Below are lists of the various bones and ligaments that make up the ankle joint, found on the Center for Holistic Instruction, a website for massage therapists. Hopefully this list format will help you put it all together.

1.  Talocrural Joint: This is a hinge joint formed by the distal ends of the fibula and tibula that enclose the upper surface of the talus. It allows for both dorsiflexion (decreasing the angle between the foot and the shin) and plantarflexion (increasing the angle).

2.  Inferior tibiofibular Joint: This is strong joint between the lower surfaces of the tibia and fibula. This is supported by the inferior tibiofibular ligament.

3.  Subtalar Joint: This joint comprises of the articulating surfaces of the talus and the calcaneus. It provides shock absorption and the movements of inversion and eversion (inward and outward ankle movements respectively) occur here.”

 The Ligaments are Listed Here:

 A.   Lateral Collateral Ligament:

 The lateral collateral ligament prevents excessive inversion. It is considerably weaker than the larger medial ligament and thus sprains to the lateral ligament are much more common. It is made up of 3 individual bands:

1.  Anterior talofibular ligament (AFTL): passes from the fibula to the front of the talus bone.

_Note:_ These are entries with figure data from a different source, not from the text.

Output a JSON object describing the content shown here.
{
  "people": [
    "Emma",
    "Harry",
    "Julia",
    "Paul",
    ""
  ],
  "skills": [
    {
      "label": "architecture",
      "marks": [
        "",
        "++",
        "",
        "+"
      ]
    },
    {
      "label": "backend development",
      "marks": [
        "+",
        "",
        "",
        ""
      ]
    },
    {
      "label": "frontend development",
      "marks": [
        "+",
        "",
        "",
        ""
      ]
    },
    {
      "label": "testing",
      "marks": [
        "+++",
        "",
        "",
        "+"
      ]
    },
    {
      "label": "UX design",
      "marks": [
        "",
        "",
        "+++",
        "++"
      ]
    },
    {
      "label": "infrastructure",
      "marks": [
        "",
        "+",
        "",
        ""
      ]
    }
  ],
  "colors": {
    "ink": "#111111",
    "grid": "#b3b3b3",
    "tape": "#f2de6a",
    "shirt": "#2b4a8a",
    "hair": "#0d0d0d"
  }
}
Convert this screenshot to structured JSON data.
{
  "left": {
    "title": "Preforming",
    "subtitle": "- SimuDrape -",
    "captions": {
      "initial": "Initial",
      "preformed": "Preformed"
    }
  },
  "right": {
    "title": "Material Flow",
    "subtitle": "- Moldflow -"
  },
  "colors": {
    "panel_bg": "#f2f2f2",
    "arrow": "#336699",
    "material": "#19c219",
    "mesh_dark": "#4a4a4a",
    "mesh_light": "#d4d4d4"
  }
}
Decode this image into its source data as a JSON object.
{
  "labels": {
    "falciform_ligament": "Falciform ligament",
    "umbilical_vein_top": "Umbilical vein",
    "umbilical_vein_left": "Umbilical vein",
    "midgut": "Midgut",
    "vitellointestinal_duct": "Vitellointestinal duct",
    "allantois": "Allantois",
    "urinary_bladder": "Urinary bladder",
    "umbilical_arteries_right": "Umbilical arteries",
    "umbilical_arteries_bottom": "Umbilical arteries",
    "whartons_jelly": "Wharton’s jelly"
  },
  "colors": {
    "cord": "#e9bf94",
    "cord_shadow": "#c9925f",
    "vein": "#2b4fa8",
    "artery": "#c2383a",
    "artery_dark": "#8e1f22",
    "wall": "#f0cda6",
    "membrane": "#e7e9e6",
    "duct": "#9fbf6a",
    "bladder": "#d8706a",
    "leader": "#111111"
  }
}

2.  Calcaneofibular ligament (CFL)- connects the calcaneus and the fibula

3.  Posterior talofibular Ligament (PTFL)- passes from the back of the fibula to the rear surface of the calcaneus.

B.  Medial Collateral Ligament:

 "The medial ligament also known as the deltoid ligament is considerably thicker than the lateral ligament and spreads out in a fan shape to cover the distal (bottom) end of the tibia and the inner surfaces of the talus, navicular, and calcaneus," as stated on the site, Center for Holistic Instruction.

The anatomy of the human body is incredible. It is indeed an intricate machine that if taken care of properly, can function in amazing ways for a long time.